Rey blinks in surprise, and even though she is staring at nothing, she averts her gaze. He may not be standing before her, but she has been concentrating on a spot on the far wall, as if he was there, imagining him to be there. There is a long, awkward silence, and then Ben's voice washes over her again:
"Why did you leave me?" Why did he have to add that last word there? Why does he sound like a jilted lover, an abandoned puppy? Rey curses her traitorous heart for speeding up in a way it most definitely should not, for melting at the sound of what can only be identified as pain. The pain in his voice.
Yet he asked a fair question, despite how unfairly he may have phrased it, at least to her. He deserves a fair answer, and maybe it will make him think. Rey wants to burst into tears and tell him what is really tearing her heart to pieces, but she is too proud for that. And at the same time, she cannot lie, not totally. So she replies:
"Because I don't want your power. I don't want your protection." And before she can stop herself, she adds quietly, almost whispers it. "All I want is Ben Solo."

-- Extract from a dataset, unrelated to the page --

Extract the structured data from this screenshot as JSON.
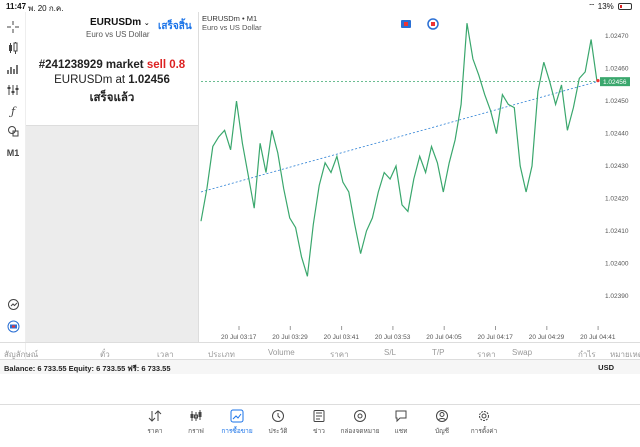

She expects him to fly into a rage, shout her down and insist that Ben Solo is dead; that he, Kylo Ren, killed him. He was weak and foolish, like his father. So I destroyed him. But she does not feel the rage surge in his Force identity, the presence in the Force that is flickering all around her. But, no, instead, Rey senses... torment. Agony. Desperation to give in to her demands, yet resignation. And... hopelessness?
"If I could give you that love right now, I would." And he adds an admission of his own, whispering it like it is a curse. Or maybe a prayer. "I am lost without you, Rey."
And suddenly, he is as gone as quickly as he appeared, the Force's energy sucking away like the silencing of the winter wind.
For many hours afterwards, Rey just stands there in her nightgown, speechless. She only briefly ponders if he was present to see her dressing, and the thought oddly makes her cheeks burn. No, what she is more focused on, and troubled by, is the last thing he told her: If I could give you that love...
That love. She had never mentioned love, that she wanted his love. His, or anyone else's. She had merely admitted, in the most damning of ways, that she just wanted him. Ben Solo. All but confessing that she... misses him...
Oh, Force... did he sense that she...? Her thoughts fly forward to Ben's own final confession: I am lost without you, Rey.
Lost? Lost without her? Confused and filled with pining despair, Rey collapses onto her bed, her eyes prickling with tears she refuses with all her might to shed, as she falls into a deep sleep.